In other words, we seek to identity, in theory and in practice, alternative views from which to think about behavior as a truly dynamical, complex and multidimensional process. By combining philosophical considerations and empirical results, we hope to spot the limits, fragility, and potentially pitfalls of complementary approaches, and suggest new directions.
We deem it timely to emphasize that the philosophical bases of modern neuroscience and psychology as empirical sciences are seldom stated explicitly by scientists, or even claimed as nonexistent or unnecessary. There is no such thing as evidence devoid of interpretation. The success of our inquiry is intertwined with our ability (and willingness) to clearly formulate the ideas that ground the explanation of our data.
In the current era of cutting- edge tool-driven neuroscience, data should not be a substitute for thinking, nor will it waive us from adopting a particular standpoint. When a philosophy, theory or framework (regardless of its usefulness) is elevated from a working assumption to the category of an empirical finding, the interpretations of the facts might be exposed to a great confusion.
So, what level of description in behavioral sciences? In analogy to Pauli’s exclusion principle, behavioral sciences seem to have dealt only with fermions while overlooking the existence of bosons in action. In this context, novel ways to describe and explain the motion of living and thinking systems might pursue the following directions. First, the design of experiments that would reveal a wave-particle duality of human (and animal) behavior. Second, the representation of data with sound, rather than graphs, via a canonical orchestra that would naturally quantify the dynamics of motion. Third, similar to our habit of having a materials and methods sections in our papers, the practice of acknowledging the philosophical assumptions used in every piece of science.

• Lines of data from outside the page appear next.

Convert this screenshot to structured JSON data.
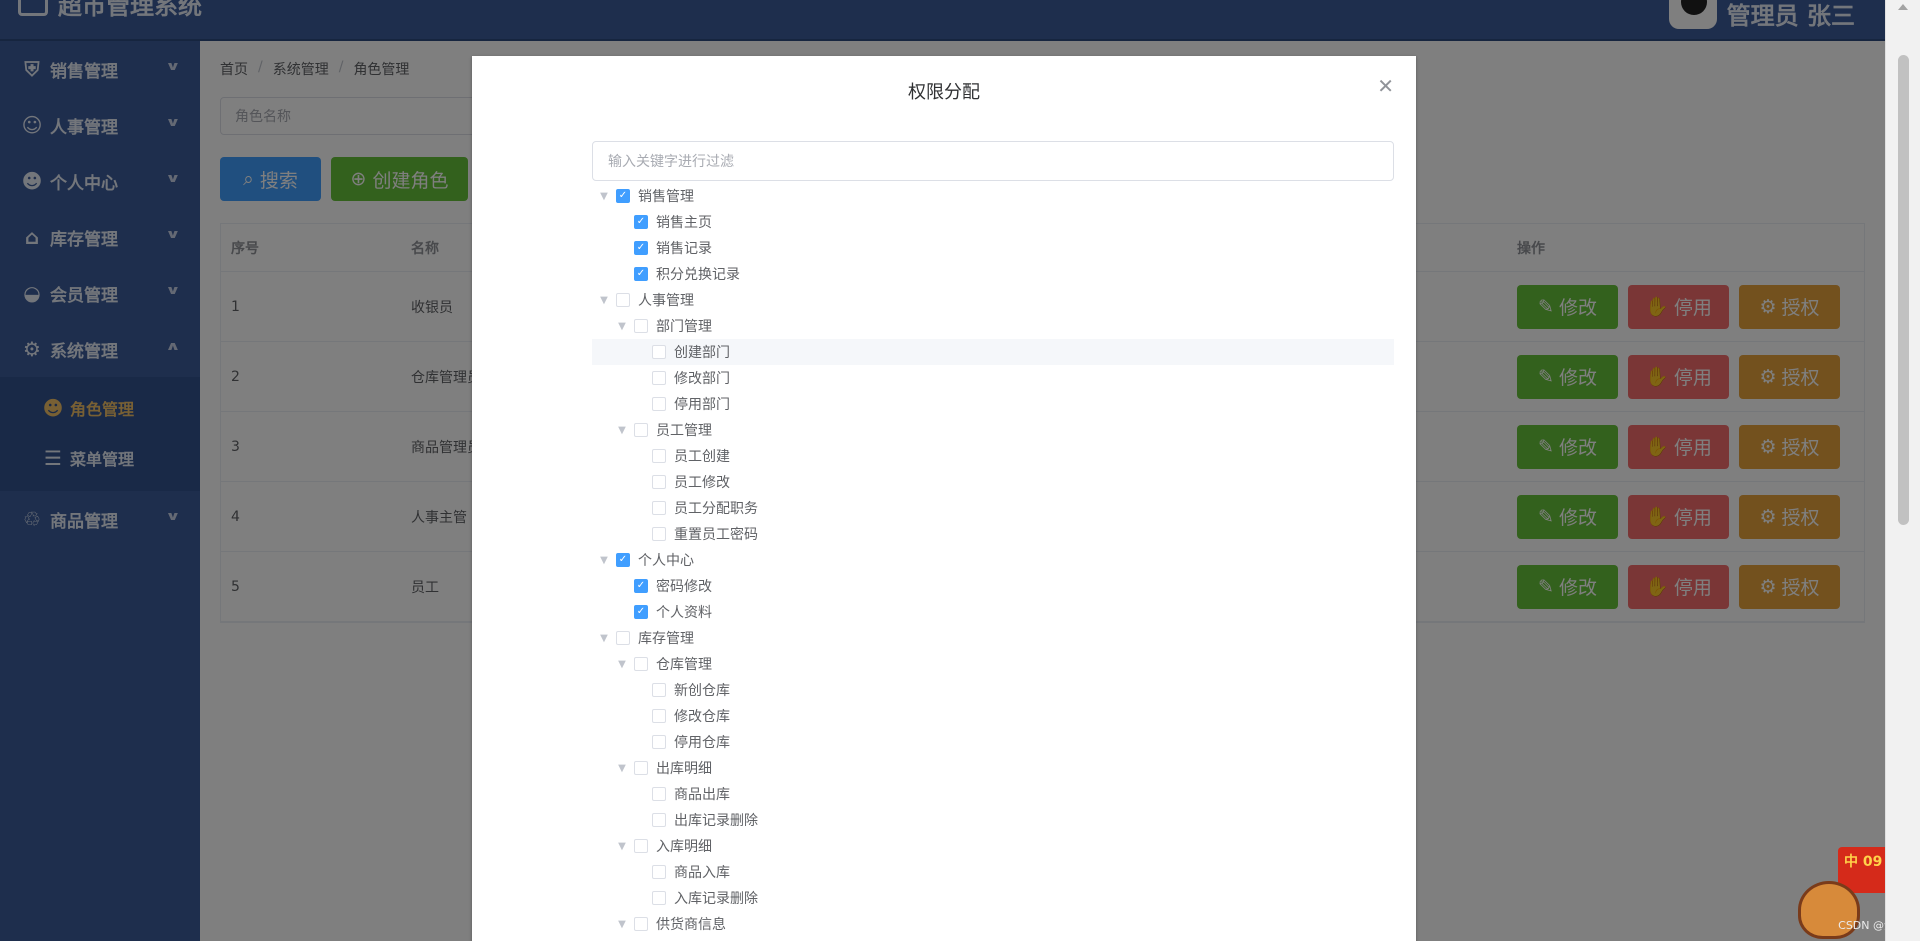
{
  "app": {
    "title": "超市管理系统",
    "user": "管理员 张三"
  },
  "sidebar": {
    "items": [
      {
        "label": "销售管理",
        "icon": "shield-icon"
      },
      {
        "label": "人事管理",
        "icon": "users-icon"
      },
      {
        "label": "个人中心",
        "icon": "user-icon"
      },
      {
        "label": "库存管理",
        "icon": "warehouse-icon"
      },
      {
        "label": "会员管理",
        "icon": "drop-icon"
      },
      {
        "label": "系统管理",
        "icon": "gear-icon"
      },
      {
        "label": "商品管理",
        "icon": "bag-icon"
      }
    ],
    "sub_items": [
      {
        "label": "角色管理",
        "icon": "user-icon",
        "active": true
      },
      {
        "label": "菜单管理",
        "icon": "list-icon",
        "active": false
      }
    ]
  },
  "breadcrumb": [
    "首页",
    "系统管理",
    "角色管理"
  ],
  "search": {
    "placeholder": "角色名称"
  },
  "buttons": {
    "search": "搜索",
    "create": "创建角色"
  },
  "table": {
    "headers": {
      "no": "序号",
      "name": "名称",
      "op": "操作"
    },
    "rows": [
      {
        "no": "1",
        "name": "收银员"
      },
      {
        "no": "2",
        "name": "仓库管理员"
      },
      {
        "no": "3",
        "name": "商品管理员"
      },
      {
        "no": "4",
        "name": "人事主管"
      },
      {
        "no": "5",
        "name": "员工"
      }
    ],
    "actions": {
      "edit": "修改",
      "stop": "停用",
      "auth": "授权"
    }
  },
  "dialog": {
    "title": "权限分配",
    "filter_placeholder": "输入关键字进行过滤",
    "tree": [
      {
        "label": "销售管理",
        "level": 0,
        "expandable": true,
        "checked": true
      },
      {
        "label": "销售主页",
        "level": 1,
        "expandable": false,
        "checked": true
      },
      {
        "label": "销售记录",
        "level": 1,
        "expandable": false,
        "checked": true
      },
      {
        "label": "积分兑换记录",
        "level": 1,
        "expandable": false,
        "checked": true
      },
      {
        "label": "人事管理",
        "level": 0,
        "expandable": true,
        "checked": false
      },
      {
        "label": "部门管理",
        "level": 1,
        "expandable": true,
        "checked": false
      },
      {
        "label": "创建部门",
        "level": 2,
        "expandable": false,
        "checked": false,
        "highlight": true
      },
      {
        "label": "修改部门",
        "level": 2,
        "expandable": false,
        "checked": false
      },
      {
        "label": "停用部门",
        "level": 2,
        "expandable": false,
        "checked": false
      },
      {
        "label": "员工管理",
        "level": 1,
        "expandable": true,
        "checked": false
      },
      {
        "label": "员工创建",
        "level": 2,
        "expandable": false,
        "checked": false
      },
      {
        "label": "员工修改",
        "level": 2,
        "expandable": false,
        "checked": false
      },
      {
        "label": "员工分配职务",
        "level": 2,
        "expandable": false,
        "checked": false
      },
      {
        "label": "重置员工密码",
        "level": 2,
        "expandable": false,
        "checked": false
      },
      {
        "label": "个人中心",
        "level": 0,
        "expandable": true,
        "checked": true
      },
      {
        "label": "密码修改",
        "level": 1,
        "expandable": false,
        "checked": true
      },
      {
        "label": "个人资料",
        "level": 1,
        "expandable": false,
        "checked": true
      },
      {
        "label": "库存管理",
        "level": 0,
        "expandable": true,
        "checked": false
      },
      {
        "label": "仓库管理",
        "level": 1,
        "expandable": true,
        "checked": false
      },
      {
        "label": "新创仓库",
        "level": 2,
        "expandable": false,
        "checked": false
      },
      {
        "label": "修改仓库",
        "level": 2,
        "expandable": false,
        "checked": false
      },
      {
        "label": "停用仓库",
        "level": 2,
        "expandable": false,
        "checked": false
      },
      {
        "label": "出库明细",
        "level": 1,
        "expandable": true,
        "checked": false
      },
      {
        "label": "商品出库",
        "level": 2,
        "expandable": false,
        "checked": false
      },
      {
        "label": "出库记录删除",
        "level": 2,
        "expandable": false,
        "checked": false
      },
      {
        "label": "入库明细",
        "level": 1,
        "expandable": true,
        "checked": false
      },
      {
        "label": "商品入库",
        "level": 2,
        "expandable": false,
        "checked": false
      },
      {
        "label": "入库记录删除",
        "level": 2,
        "expandable": false,
        "checked": false
      },
      {
        "label": "供货商信息",
        "level": 1,
        "expandable": true,
        "checked": false
      }
    ]
  },
  "mascot": {
    "flag_text": "中 09",
    "watermark": "CSDN @余恭"
  },
  "colors": {
    "primary": "#409eff",
    "success": "#67c23a",
    "danger": "#f56c6c",
    "warning": "#e6a23c",
    "sidebar": "#3c5c9b",
    "active": "#f0c068"
  }
}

Trying to dispatch one of the problems that has occupied the brightest thinkers throughout centuries would be pretentious and absurd. But, perhaps, the following reflection can contribute: if the behavior of atoms is governed entirely by physical laws from which the emergence of living, thinking and conscious phenomena are sought to be explained, why cannot we suggest a reciprocal commute where psychophysics meets “physiopsychics”?